Чего государство точно никогда не делало – оно никогда не шутило. Почитайте Карамзина, Ключевского, Соловьёва – все чисто: Дмитрий Донской, Василий Тёмный, Николай Кровавый – все они воздерживались от каких-либо претензий на остроумие; в лучшем случае им дозволялось остаться в истории с чем-то средним между афоризмом и bon-mot вроде «кто с мечом к нам придет, тот от меча и погибнет» или «у России два союзника – армия и флот», не более того.

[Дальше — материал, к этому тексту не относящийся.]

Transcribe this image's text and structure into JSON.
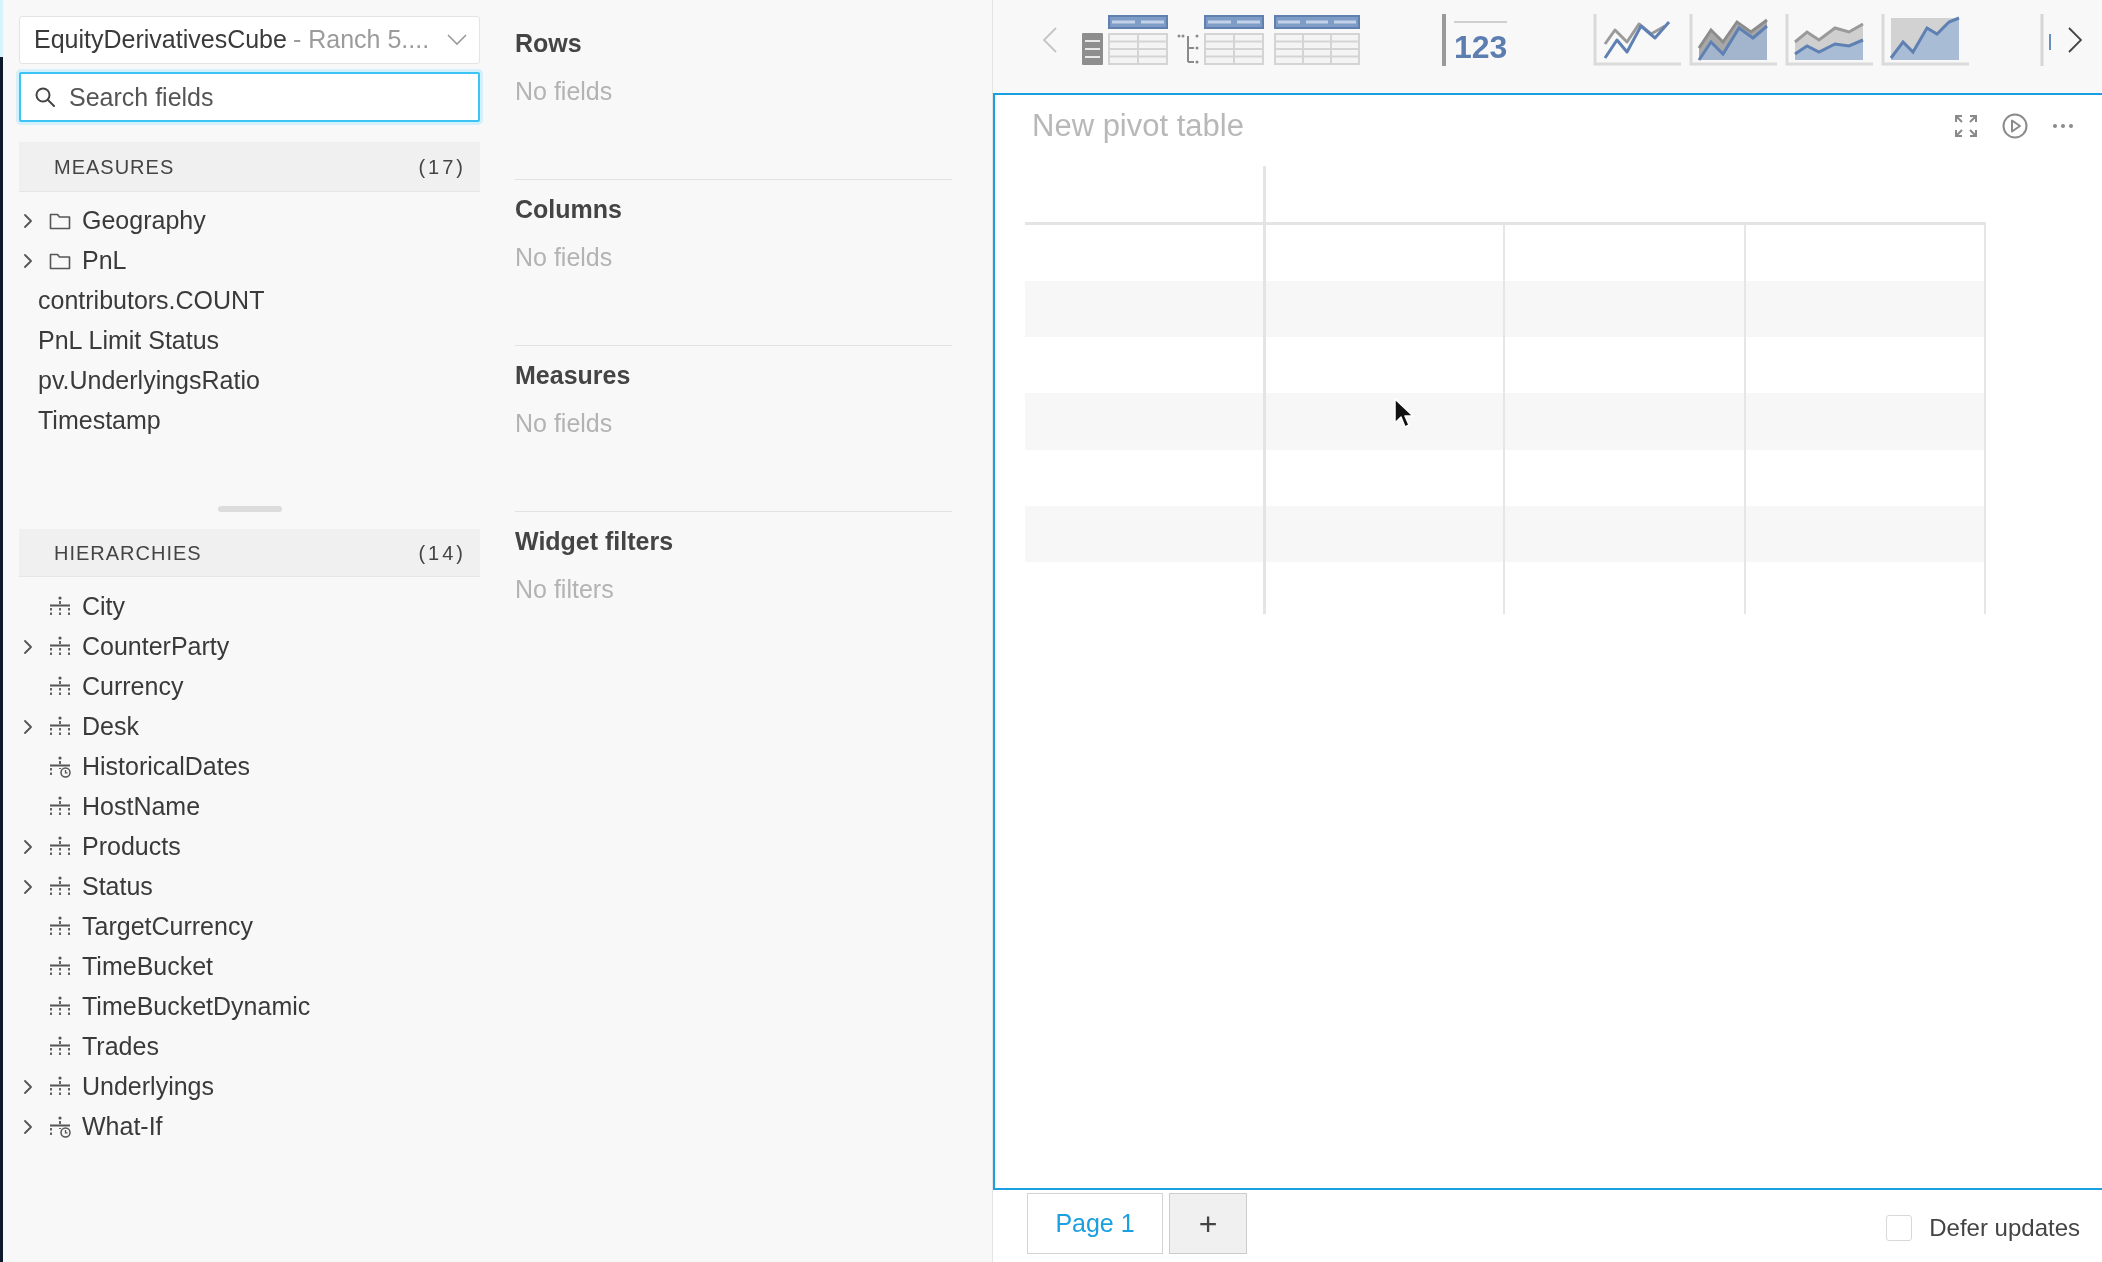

Шутки в публичной речи считались а) сугубой прерогативой иностранцев. Черчилль, Тэтчер и Рейган могли острить про «Верхнюю Вольту с ракетами», про «я подписал закон, объявляющий Россию вне закона» и все такое (нам полагалось держать спину попрямее и смотреть в другую сторону – собака лает, караван идет, брань на вороту не виснет; в лучшем случае на глумливые комментарии «оттуда» позволялись ответы в формате tu quoque («сам такой») и «зато», с нотками истеричной обиды в голосе: «а у вас негров линчуют» и «зато мы делаем ракеты»); и б) привилегией (либеральной) интеллигенции. Шутить над своими дозволялось как Гоголю, Булгакову, Ильфу с Петровым и Стругацким, так и, в меньшей степени, «Синим носам», «Пусси Райот» и Шендеровичу. То есть шутить могла условная «оппозиция» – запорожцы, так сказать, пишущие турецкому султану: один давится от хохота, второй тоже «пацталом» – ну, ржака, ну, загнул ты ему, брат; однако никто и никогда не слышал, чтобы в ответах запорожцам шутил султан – или хотя бы его администрация.

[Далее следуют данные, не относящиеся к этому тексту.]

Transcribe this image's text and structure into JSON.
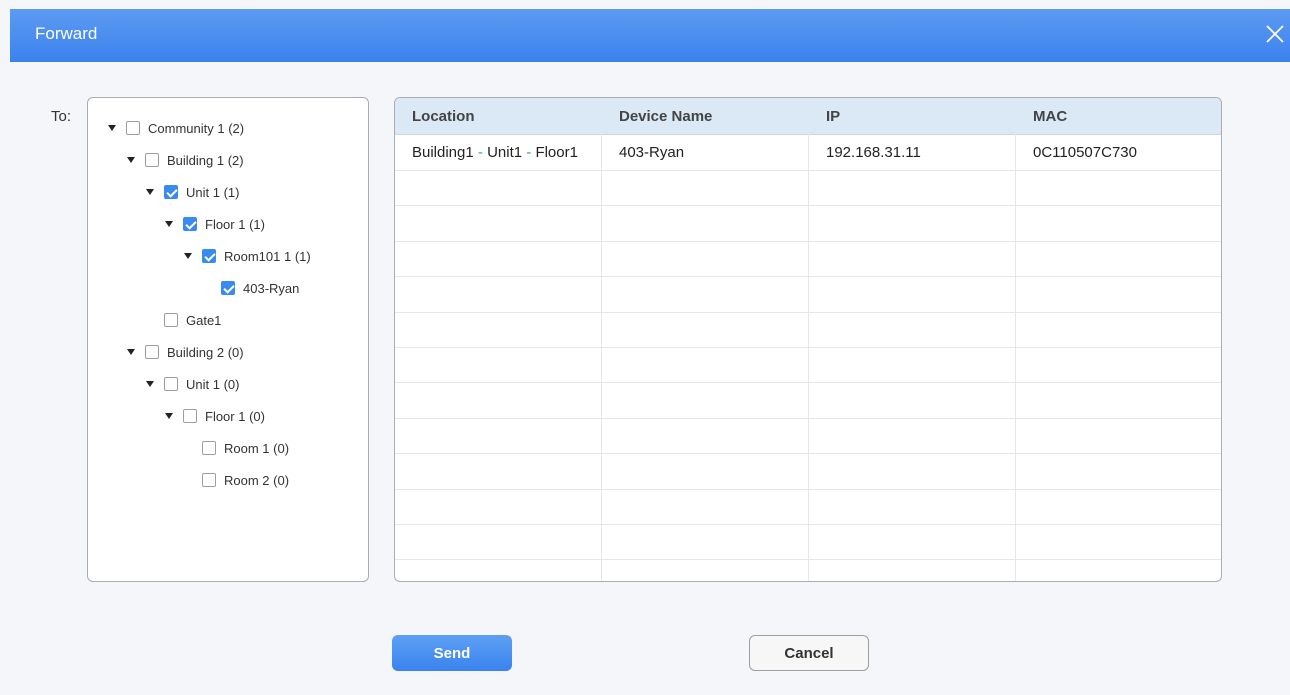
{
  "dialog": {
    "title": "Forward",
    "to_label": "To:"
  },
  "tree": [
    {
      "label": "Community 1 (2)",
      "checked": false,
      "expanded": true,
      "depth": 0
    },
    {
      "label": "Building 1 (2)",
      "checked": false,
      "expanded": true,
      "depth": 1
    },
    {
      "label": "Unit 1 (1)",
      "checked": true,
      "expanded": true,
      "depth": 2
    },
    {
      "label": "Floor 1 (1)",
      "checked": true,
      "expanded": true,
      "depth": 3
    },
    {
      "label": "Room101 1 (1)",
      "checked": true,
      "expanded": true,
      "depth": 4
    },
    {
      "label": "403-Ryan",
      "checked": true,
      "expanded": null,
      "depth": 5
    },
    {
      "label": "Gate1",
      "checked": false,
      "expanded": null,
      "depth": 2
    },
    {
      "label": "Building 2 (0)",
      "checked": false,
      "expanded": true,
      "depth": 1
    },
    {
      "label": "Unit 1 (0)",
      "checked": false,
      "expanded": true,
      "depth": 2
    },
    {
      "label": "Floor 1 (0)",
      "checked": false,
      "expanded": true,
      "depth": 3
    },
    {
      "label": "Room 1 (0)",
      "checked": false,
      "expanded": null,
      "depth": 4
    },
    {
      "label": "Room 2 (0)",
      "checked": false,
      "expanded": null,
      "depth": 4
    }
  ],
  "table": {
    "columns": [
      "Location",
      "Device Name",
      "IP",
      "MAC"
    ],
    "rows": [
      {
        "location": [
          "Building1",
          "Unit1",
          "Floor1"
        ],
        "device_name": "403-Ryan",
        "ip": "192.168.31.11",
        "mac": "0C110507C730"
      }
    ]
  },
  "buttons": {
    "send": "Send",
    "cancel": "Cancel"
  },
  "colors": {
    "accent": "#3a8bf0",
    "header_bg": "#dbe8f6",
    "titlebar": "#4a8ef0"
  },
  "icons": {
    "close": "close-icon",
    "expand": "caret-down-icon",
    "checkbox": "checkbox-icon"
  }
}
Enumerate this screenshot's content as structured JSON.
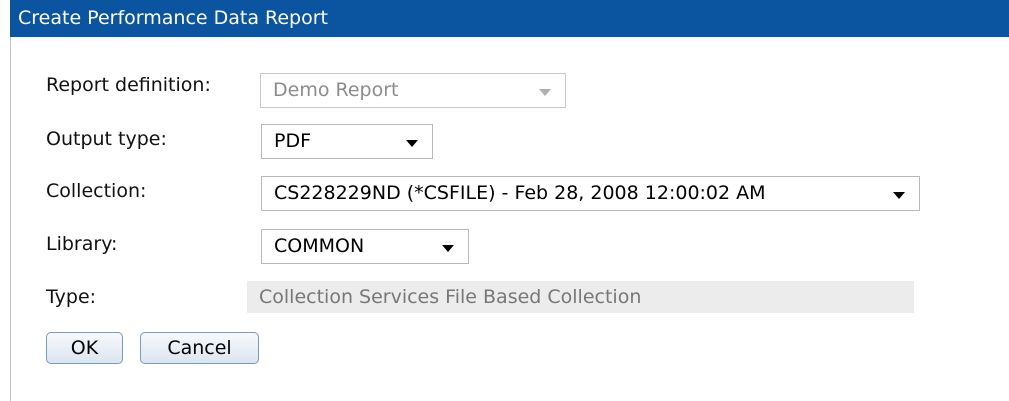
{
  "dialog": {
    "title": "Create Performance Data Report"
  },
  "form": {
    "report_definition": {
      "label": "Report definition:",
      "value": "Demo Report"
    },
    "output_type": {
      "label": "Output type:",
      "value": "PDF"
    },
    "collection": {
      "label": "Collection:",
      "value": "CS228229ND (*CSFILE) - Feb 28, 2008 12:00:02 AM"
    },
    "library": {
      "label": "Library:",
      "value": "COMMON"
    },
    "type": {
      "label": "Type:",
      "value": "Collection Services File Based Collection"
    }
  },
  "buttons": {
    "ok": "OK",
    "cancel": "Cancel"
  },
  "icons": {
    "dropdown": "chevron-down-icon"
  }
}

С анекдотического случая на приеме минуло порядочно, но, похоже, публичная острастка губернатора никому не пошла впрок; хаоса в мире только поприбавилось; по правде сказать, происходящее напоминает эпидемию.

Включите телевизор – и по одному каналу вы увидите Д. О. Рогозина, который предлагает Америке доставлять своих космонавтов на МКС при помощи батута; по другому – А. К. Пушкова, который хохмит об анекдотической истории задержанного на границе француза с русской женой в чемодане. Шутит и премьер-министр; и глава той самой северо-кавказской республики; да что там – сами знаете кто тоже, бывает, шутит, нет, что там «бывает», он только и делает, что шутит, достаточно посмотреть любую из его пресс-конференций.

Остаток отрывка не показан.